Clean energy jobs can be in the same communities where coal mines are closing and power plants are converting. But as for uprooting people to go where the new jobs are, millions are already being forced from their homes by climate catastrophes – superstorms, wildfires, drought, flood, and rising sea level, insect infestations.

But think about it: these “coal’ communities in Pennsylvania and West Virginia didn’t exist before the 1880s when technology was invented to turn the black rock into energy, and then came the canals and the factories and the steel mills and the company towns that imposed feudal control over workers and residents; it wasn’t until the 1960s that coal became the major fuel for electricity. It wasn’t until the 1890s when gasoline, a waste product in producing oil for industry, could be used to power the combustible engine, and not until the 1920s when Texas and Oklahoma boomed with oil rigs.

Society is constantly being transformed by new technology and response to ecological conditions – would people be pushing back against computers, the internet, cell phones, automobiles and jet planes to keep buggy whip makers, the Pony Express, horse-drawn carriage drivers in place? Horrors!

Imagine if Big Oil had invested its riches in the new clean energy industry. Even Louisiana is moving away from oil and gas and shifting to renewable energy.

As President Biden said, we should be embracing this Fourth Industrial Revolution and all the opportunities it affords for a better life. The alternative is an existential collapse of our way of life, higher costs for food, health care, rebuilding after climate disasters. Instead of spending $100 billion a year in disaster aid, invest in a clean, sustainable, healthier, more prosperous and peaceful future.

Is Biden’s goal to cut carbon emissions 50-52 percent by 2030 possible?
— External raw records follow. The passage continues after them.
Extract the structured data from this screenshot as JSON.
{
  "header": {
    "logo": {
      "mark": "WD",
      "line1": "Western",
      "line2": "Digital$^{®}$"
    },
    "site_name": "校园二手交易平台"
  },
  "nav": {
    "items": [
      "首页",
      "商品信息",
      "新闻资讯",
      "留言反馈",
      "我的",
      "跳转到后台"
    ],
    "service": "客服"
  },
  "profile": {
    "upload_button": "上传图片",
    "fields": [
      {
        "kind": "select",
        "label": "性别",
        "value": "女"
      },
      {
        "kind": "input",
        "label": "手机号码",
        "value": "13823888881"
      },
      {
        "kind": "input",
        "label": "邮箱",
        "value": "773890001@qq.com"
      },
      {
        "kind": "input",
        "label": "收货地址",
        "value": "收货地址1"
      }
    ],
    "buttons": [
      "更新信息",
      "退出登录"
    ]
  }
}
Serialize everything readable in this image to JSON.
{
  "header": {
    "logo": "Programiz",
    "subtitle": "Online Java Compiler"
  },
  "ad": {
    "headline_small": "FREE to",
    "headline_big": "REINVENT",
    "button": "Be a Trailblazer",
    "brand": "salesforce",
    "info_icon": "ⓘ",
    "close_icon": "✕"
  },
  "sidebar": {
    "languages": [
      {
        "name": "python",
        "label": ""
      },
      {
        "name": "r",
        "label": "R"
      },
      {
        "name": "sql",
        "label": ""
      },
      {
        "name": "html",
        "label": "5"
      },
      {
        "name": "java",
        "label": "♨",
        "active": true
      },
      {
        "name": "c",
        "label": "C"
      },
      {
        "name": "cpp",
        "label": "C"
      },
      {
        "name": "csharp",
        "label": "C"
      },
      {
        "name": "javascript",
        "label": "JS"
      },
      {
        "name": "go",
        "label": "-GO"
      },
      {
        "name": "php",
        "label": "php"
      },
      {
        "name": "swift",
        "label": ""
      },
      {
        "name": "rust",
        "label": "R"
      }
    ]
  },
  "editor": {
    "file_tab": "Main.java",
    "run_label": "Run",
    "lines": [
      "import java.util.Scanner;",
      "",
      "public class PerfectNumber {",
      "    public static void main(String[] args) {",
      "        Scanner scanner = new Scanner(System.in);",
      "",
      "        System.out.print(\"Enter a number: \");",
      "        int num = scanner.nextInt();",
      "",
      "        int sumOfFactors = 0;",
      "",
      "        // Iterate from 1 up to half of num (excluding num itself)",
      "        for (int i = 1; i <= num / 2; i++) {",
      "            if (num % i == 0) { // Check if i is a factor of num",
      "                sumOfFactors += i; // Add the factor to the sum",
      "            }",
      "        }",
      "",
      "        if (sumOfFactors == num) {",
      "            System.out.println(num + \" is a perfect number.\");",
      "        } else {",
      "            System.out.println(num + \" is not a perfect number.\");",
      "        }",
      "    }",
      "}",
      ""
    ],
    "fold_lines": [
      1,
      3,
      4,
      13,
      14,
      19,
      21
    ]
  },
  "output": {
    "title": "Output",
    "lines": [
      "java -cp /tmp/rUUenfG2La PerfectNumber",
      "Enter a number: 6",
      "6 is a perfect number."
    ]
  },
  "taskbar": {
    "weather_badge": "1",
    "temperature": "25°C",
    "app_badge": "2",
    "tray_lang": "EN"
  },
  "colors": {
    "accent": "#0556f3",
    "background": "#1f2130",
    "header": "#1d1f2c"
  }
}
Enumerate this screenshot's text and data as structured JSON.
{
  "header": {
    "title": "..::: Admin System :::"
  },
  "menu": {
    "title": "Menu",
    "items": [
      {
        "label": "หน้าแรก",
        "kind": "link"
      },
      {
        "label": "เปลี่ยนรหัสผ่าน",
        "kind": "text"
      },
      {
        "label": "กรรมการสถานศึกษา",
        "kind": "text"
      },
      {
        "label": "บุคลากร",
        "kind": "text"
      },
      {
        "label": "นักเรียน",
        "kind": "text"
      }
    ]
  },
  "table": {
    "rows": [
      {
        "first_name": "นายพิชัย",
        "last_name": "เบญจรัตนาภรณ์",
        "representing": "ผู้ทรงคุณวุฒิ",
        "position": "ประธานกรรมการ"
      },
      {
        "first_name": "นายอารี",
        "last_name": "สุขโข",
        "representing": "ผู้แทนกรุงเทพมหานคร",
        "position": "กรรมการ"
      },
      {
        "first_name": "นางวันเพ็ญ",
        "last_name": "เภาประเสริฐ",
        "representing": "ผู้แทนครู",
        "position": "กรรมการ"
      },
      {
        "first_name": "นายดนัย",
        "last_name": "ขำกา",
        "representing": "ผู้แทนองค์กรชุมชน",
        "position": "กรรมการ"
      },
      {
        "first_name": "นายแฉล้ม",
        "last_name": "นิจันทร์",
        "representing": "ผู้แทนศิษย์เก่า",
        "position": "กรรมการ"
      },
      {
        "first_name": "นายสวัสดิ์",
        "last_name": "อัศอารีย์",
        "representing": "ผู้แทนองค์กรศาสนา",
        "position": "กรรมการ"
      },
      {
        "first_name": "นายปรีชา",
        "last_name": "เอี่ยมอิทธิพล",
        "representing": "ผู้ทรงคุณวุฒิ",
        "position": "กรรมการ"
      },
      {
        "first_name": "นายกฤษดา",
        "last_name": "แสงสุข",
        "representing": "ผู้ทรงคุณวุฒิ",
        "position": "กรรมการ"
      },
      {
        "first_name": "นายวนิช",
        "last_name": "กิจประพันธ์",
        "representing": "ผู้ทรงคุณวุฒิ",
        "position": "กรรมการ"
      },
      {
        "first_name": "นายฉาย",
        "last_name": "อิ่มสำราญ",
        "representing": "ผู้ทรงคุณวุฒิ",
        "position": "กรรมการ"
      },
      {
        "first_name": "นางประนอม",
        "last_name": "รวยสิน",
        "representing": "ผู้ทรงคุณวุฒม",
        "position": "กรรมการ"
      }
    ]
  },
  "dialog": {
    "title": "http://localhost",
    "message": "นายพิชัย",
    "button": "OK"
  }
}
I think it’s like his promise to get 100 million shots into people’s arms in his first 100 days – he more than doubled on that target and it is very possible he will exceed this one.
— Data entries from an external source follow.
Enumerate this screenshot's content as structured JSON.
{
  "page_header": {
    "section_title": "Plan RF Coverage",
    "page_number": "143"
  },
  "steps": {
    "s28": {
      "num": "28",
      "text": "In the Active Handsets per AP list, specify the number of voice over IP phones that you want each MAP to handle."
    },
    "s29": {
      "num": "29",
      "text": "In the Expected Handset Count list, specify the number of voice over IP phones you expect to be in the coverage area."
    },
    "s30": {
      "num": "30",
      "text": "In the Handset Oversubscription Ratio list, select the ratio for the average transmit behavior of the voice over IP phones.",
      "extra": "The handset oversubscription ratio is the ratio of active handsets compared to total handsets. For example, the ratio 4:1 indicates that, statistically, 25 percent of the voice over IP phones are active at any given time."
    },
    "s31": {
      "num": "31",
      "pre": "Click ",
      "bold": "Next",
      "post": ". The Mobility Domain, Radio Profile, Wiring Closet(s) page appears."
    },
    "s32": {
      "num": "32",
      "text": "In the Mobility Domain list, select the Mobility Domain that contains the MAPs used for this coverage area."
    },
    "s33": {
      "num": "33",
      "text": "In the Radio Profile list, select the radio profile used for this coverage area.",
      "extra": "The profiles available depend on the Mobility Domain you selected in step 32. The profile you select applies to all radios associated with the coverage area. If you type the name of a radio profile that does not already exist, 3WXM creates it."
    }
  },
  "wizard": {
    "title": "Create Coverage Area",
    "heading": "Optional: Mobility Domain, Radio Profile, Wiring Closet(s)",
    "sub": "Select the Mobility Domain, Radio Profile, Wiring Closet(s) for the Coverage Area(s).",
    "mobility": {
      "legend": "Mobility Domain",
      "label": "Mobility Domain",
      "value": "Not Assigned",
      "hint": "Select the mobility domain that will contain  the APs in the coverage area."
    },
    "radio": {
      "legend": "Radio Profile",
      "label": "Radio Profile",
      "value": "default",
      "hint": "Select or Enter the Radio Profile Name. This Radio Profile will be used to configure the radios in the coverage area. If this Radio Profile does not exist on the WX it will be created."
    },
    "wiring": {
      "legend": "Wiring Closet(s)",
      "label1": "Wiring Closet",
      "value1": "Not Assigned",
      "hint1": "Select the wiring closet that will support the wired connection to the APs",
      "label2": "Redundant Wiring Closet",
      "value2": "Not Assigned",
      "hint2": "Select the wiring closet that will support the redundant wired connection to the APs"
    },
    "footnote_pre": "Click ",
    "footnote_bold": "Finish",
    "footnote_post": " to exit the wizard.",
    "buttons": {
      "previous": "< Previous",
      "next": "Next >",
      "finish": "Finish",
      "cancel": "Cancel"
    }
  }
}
That’s no thanks to Republicans in Congress but because American businesses will be forced to adapt because their products won’t have buyers, investors and insurance companies will factor in carbon cost, and they will be in a race to innovate the most efficient products.
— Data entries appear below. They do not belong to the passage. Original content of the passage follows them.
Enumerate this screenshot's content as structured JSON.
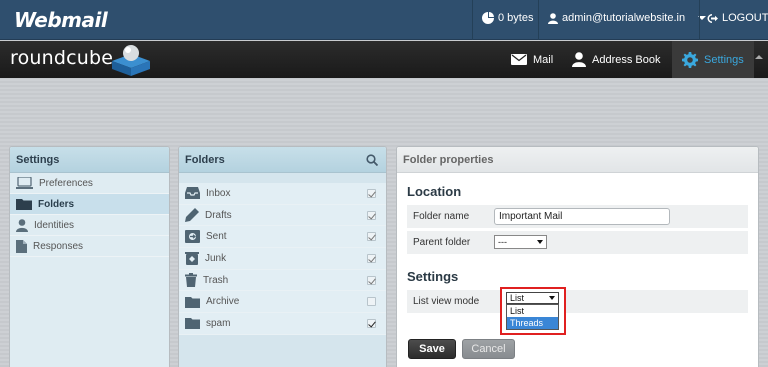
{
  "topbar": {
    "brand": "Webmail",
    "quota": "0 bytes",
    "user": "admin@tutorialwebsite.in",
    "logout": "LOGOUT"
  },
  "navbar": {
    "logo": "roundcube",
    "items": [
      {
        "label": "Mail",
        "icon": "envelope-icon"
      },
      {
        "label": "Address Book",
        "icon": "person-icon"
      },
      {
        "label": "Settings",
        "icon": "gear-icon",
        "active": true
      }
    ]
  },
  "settings_panel": {
    "title": "Settings",
    "items": [
      {
        "label": "Preferences",
        "icon": "monitor-icon"
      },
      {
        "label": "Folders",
        "icon": "folder-icon",
        "selected": true
      },
      {
        "label": "Identities",
        "icon": "person-icon"
      },
      {
        "label": "Responses",
        "icon": "document-icon"
      }
    ]
  },
  "folders_panel": {
    "title": "Folders",
    "items": [
      {
        "label": "Inbox",
        "icon": "inbox-icon",
        "subscribed": true
      },
      {
        "label": "Drafts",
        "icon": "pencil-icon",
        "subscribed": true
      },
      {
        "label": "Sent",
        "icon": "sent-icon",
        "subscribed": true
      },
      {
        "label": "Junk",
        "icon": "junk-icon",
        "subscribed": true
      },
      {
        "label": "Trash",
        "icon": "trash-icon",
        "subscribed": true
      },
      {
        "label": "Archive",
        "icon": "folder-icon",
        "subscribed": false
      },
      {
        "label": "spam",
        "icon": "folder-icon",
        "subscribed": true
      }
    ]
  },
  "properties": {
    "title": "Folder properties",
    "location_heading": "Location",
    "folder_name_label": "Folder name",
    "folder_name_value": "Important Mail",
    "parent_folder_label": "Parent folder",
    "parent_folder_value": "---",
    "settings_heading": "Settings",
    "list_view_label": "List view mode",
    "list_view_value": "List",
    "list_view_options": [
      "List",
      "Threads"
    ],
    "save": "Save",
    "cancel": "Cancel"
  },
  "colors": {
    "topbar": "#2f4f6e",
    "accent": "#3aa8de",
    "highlight_border": "#e02020"
  }
}
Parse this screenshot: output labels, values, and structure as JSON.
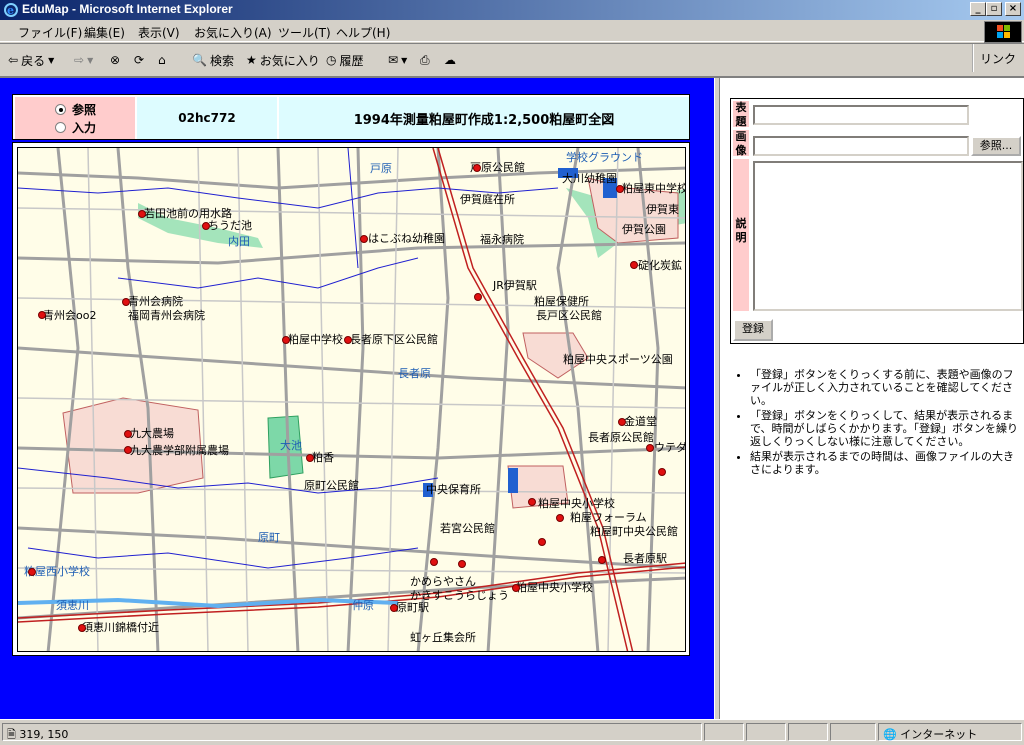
{
  "window": {
    "title": "EduMap - Microsoft Internet Explorer"
  },
  "menu": [
    "ファイル(F)",
    "編集(E)",
    "表示(V)",
    "お気に入り(A)",
    "ツール(T)",
    "ヘルプ(H)"
  ],
  "toolbar": {
    "back": "戻る",
    "search": "検索",
    "favorites": "お気に入り",
    "history": "履歴",
    "links": "リンク"
  },
  "record": {
    "radio_view": "参照",
    "radio_input": "入力",
    "id": "02hc772",
    "title": "1994年測量粕屋町作成1:2,500粕屋町全図"
  },
  "map_labels": [
    "戸原",
    "戸原公民館",
    "大川幼稚園",
    "粕屋東中学校",
    "伊賀公園",
    "伊賀庭在所",
    "碇化炭鉱",
    "若田池前の用水路",
    "ちうだ池",
    "内田",
    "はこぶね幼稚園",
    "福永病院",
    "JR伊賀駅",
    "青州会病院",
    "福岡青州会病院",
    "青州会oo2",
    "粕屋中学校",
    "長者原下区公民館",
    "粕屋保健所",
    "長戸区公民館",
    "粕屋中央スポーツ公園",
    "長者原",
    "九大農場",
    "九大農学部附属農場",
    "大池",
    "粕香",
    "原町公民館",
    "中央保育所",
    "金道堂",
    "長者原公民館",
    "ウテダ",
    "粕屋中央小学校",
    "粕屋フォーラム",
    "若宮公民館",
    "粕屋町中央公民館",
    "長者原駅",
    "原町",
    "粕屋西小学校",
    "須恵川",
    "かめらやさん",
    "かきすこうらじょう",
    "粕屋中央小学校",
    "原町駅",
    "仲原",
    "須恵川錦橋付近",
    "虹ヶ丘集会所",
    "学校グラウンド",
    "伊賀東"
  ],
  "form": {
    "label_title": "表題",
    "label_image": "画像",
    "label_desc": "説明",
    "browse_button": "参照...",
    "submit_button": "登録"
  },
  "notes": [
    "「登録」ボタンをくりっくする前に、表題や画像のファイルが正しく入力されていることを確認してください。",
    "「登録」ボタンをくりっくして、結果が表示されるまで、時間がしばらくかかります。「登録」ボタンを繰り返しくりっくしない様に注意してください。",
    "結果が表示されるまでの時間は、画像ファイルの大きさによります。"
  ],
  "status": {
    "coords": "319, 150",
    "zone": "インターネット"
  }
}
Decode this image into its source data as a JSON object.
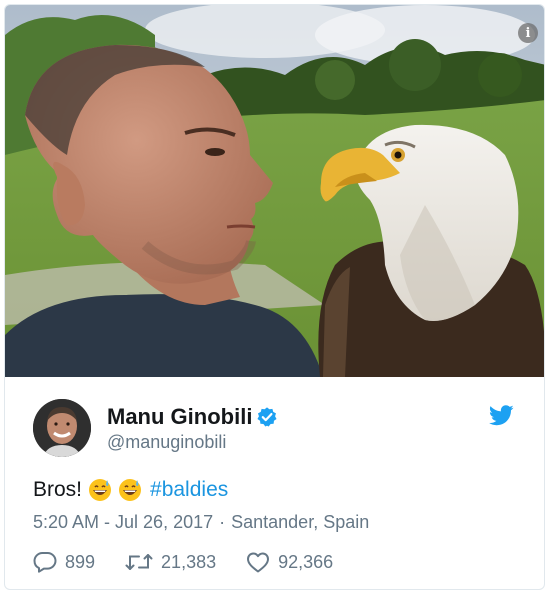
{
  "photo": {
    "description_icon": "info-icon",
    "info_label": "i"
  },
  "tweet": {
    "author": {
      "display_name": "Manu Ginobili",
      "handle": "@manuginobili",
      "verified": true
    },
    "text_word": "Bros!",
    "emojis": [
      "grinning-face-with-sweat-emoji",
      "grinning-face-with-sweat-emoji"
    ],
    "hashtag": "#baldies",
    "time": "5:20 AM - Jul 26, 2017",
    "separator": "·",
    "location": "Santander, Spain",
    "counts": {
      "replies": "899",
      "retweets": "21,383",
      "likes": "92,366"
    }
  },
  "colors": {
    "name": "#14171a",
    "secondary": "#657786",
    "link": "#1b95e0",
    "twitter_blue": "#1da1f2"
  }
}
Government can help things along through purchasing – they can set standards for electric vehicles for government fleets that create a market threshold –as well as tax policy, regulations, subsidies, labor policies. That’s what Biden means by a “whole of government” approach – every rule, standard and purchase will reflect the need to cut carbon emissions and promote sustainability, just as his American Jobs Plan requires “made in America” in every purchasing contract.

And once it is easier and cheaper to find a charging station than a gas station, any holdouts will make the transition, as well.

Transformation of American society? What is so bad about that? During World War II, patriotism meant women working in factories and putting kids in child care. After, “patriotism” meant women shoved back into the kitchen, caring for kids and being brainwashed to want to latest appliances. Planned obsolescence assured a growing consumer economy.

Greta Thunberg, visiting coal miners in Poland who lost their jobs found them sympathetic to the need for transitioning to a carbon-free economy but pleaded for assistance. President Biden understands that in making the transition, government needs to retrain workers; cultivate, incentivize (with carrots and sticks) and invest in new economic opportunities in communities impacted by the transition.

Biden’s American Jobs Plan calls for $40 billion toward a new Dislocated Workers Program and training programs focused on growing, high-demand sectors such as clean energy, manufacturing and caregiving, helping workers find quality jobs in an ever-changing economy.